Subject: NC_010729:225616 Porphyromonas gingivalis ATCC 33277, complete genome

Lineage: Porphyromonas gingivalis; Porphyromonas; Porphyromonadaceae; Bacteroidales; Bacteroidetes; Bacteria

General Information: This strain was isolated from human gingiva. This organism is associated with severe and chronic periodontal (tissues surrounding and supporting the tooth) diseases. Progression of the disease is caused by colonization by this organism in an anaerobic environment in host tissues and severe progression results in loss of the tissues supporting the tooth and eventually loss of the tooth itself. The black pigmentation characteristic of this bacterium comes from iron acquisition that does not use the typical siderophore system of other bacteria but accumulates hemin.
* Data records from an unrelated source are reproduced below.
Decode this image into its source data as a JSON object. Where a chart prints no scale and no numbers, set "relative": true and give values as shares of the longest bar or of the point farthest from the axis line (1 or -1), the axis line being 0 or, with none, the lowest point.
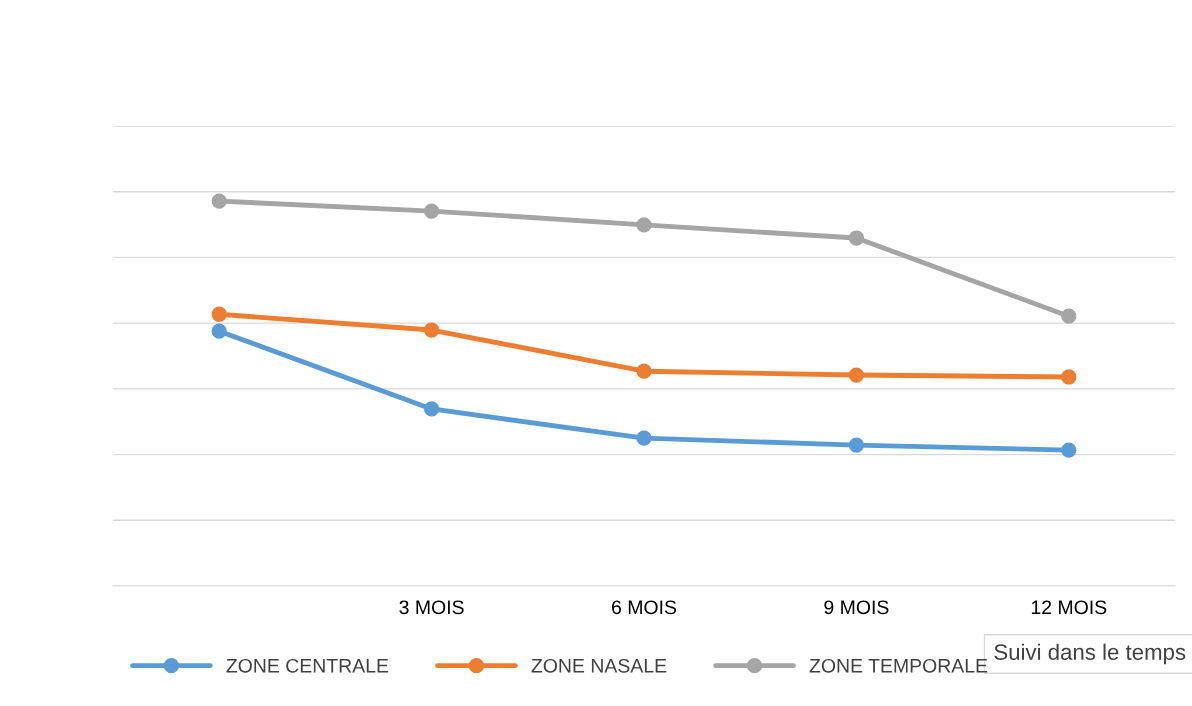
{
  "chart_data": {
    "type": "line",
    "relative": true,
    "xlabel": "Suivi dans le temps",
    "categories": [
      null,
      "3 MOIS",
      "6 MOIS",
      "9 MOIS",
      "12 MOIS"
    ],
    "series": [
      {
        "name": "ZONE CENTRALE",
        "color": "#5b9bd5",
        "values": [
          0.662,
          0.46,
          0.384,
          0.366,
          0.353
        ]
      },
      {
        "name": "ZONE NASALE",
        "color": "#ed7d31",
        "values": [
          0.706,
          0.665,
          0.558,
          0.548,
          0.543
        ]
      },
      {
        "name": "ZONE TEMPORALE",
        "color": "#a5a5a5",
        "values": [
          1,
          0.974,
          0.938,
          0.904,
          0.701
        ]
      }
    ],
    "grid": "y",
    "legend": "bottom left",
    "marker": "circle",
    "line_style": "solid"
  }
}
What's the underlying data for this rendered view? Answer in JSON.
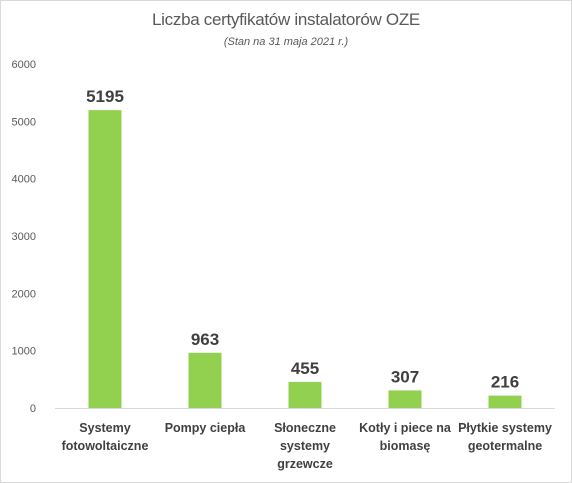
{
  "chart_data": {
    "type": "bar",
    "title": "Liczba certyfikatów  instalatorów OZE",
    "subtitle": "(Stan na 31 maja 2021 r.)",
    "categories": [
      [
        "Systemy",
        "fotowoltaiczne"
      ],
      [
        "Pompy ciepła"
      ],
      [
        "Słoneczne",
        "systemy",
        "grzewcze"
      ],
      [
        "Kotły i piece na",
        "biomasę"
      ],
      [
        "Płytkie systemy",
        "geotermalne"
      ]
    ],
    "values": [
      5195,
      963,
      455,
      307,
      216
    ],
    "data_labels": [
      "5195",
      "963",
      "455",
      "307",
      "216"
    ],
    "ylim": [
      0,
      6000
    ],
    "yticks": [
      0,
      1000,
      2000,
      3000,
      4000,
      5000,
      6000
    ],
    "xlabel": "",
    "ylabel": "",
    "grid": false,
    "legend": "none",
    "bar_color": "#92d050",
    "axis_color": "#d9d9d9"
  }
}
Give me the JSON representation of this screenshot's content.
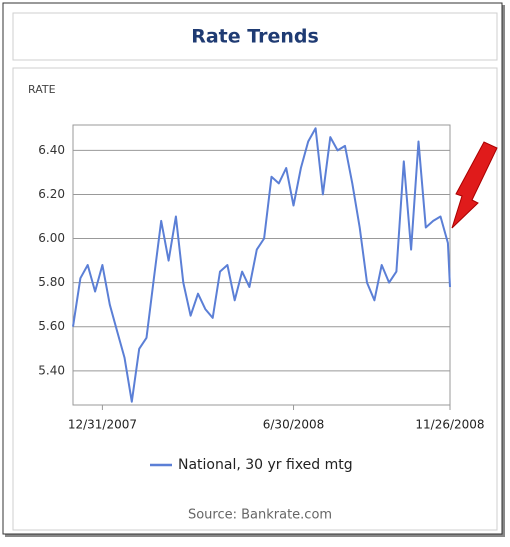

Peptides appear to be the predominant carbon and energy source of this organism, perhaps in keeping with its ability to destroy host tissue. Oxygen tolerance systems play a part in establishment of the organism in the oral cavity, including a superoxide dismutase. Pathogenic factors include extracellular adhesins that mediate interactions with other bacteria as well as the extracellular matrix, and a host of degradative enzymes that are responsible for tissue degradation and spread of the organism including the gingipains, which are trypsin-like cysteine proteases.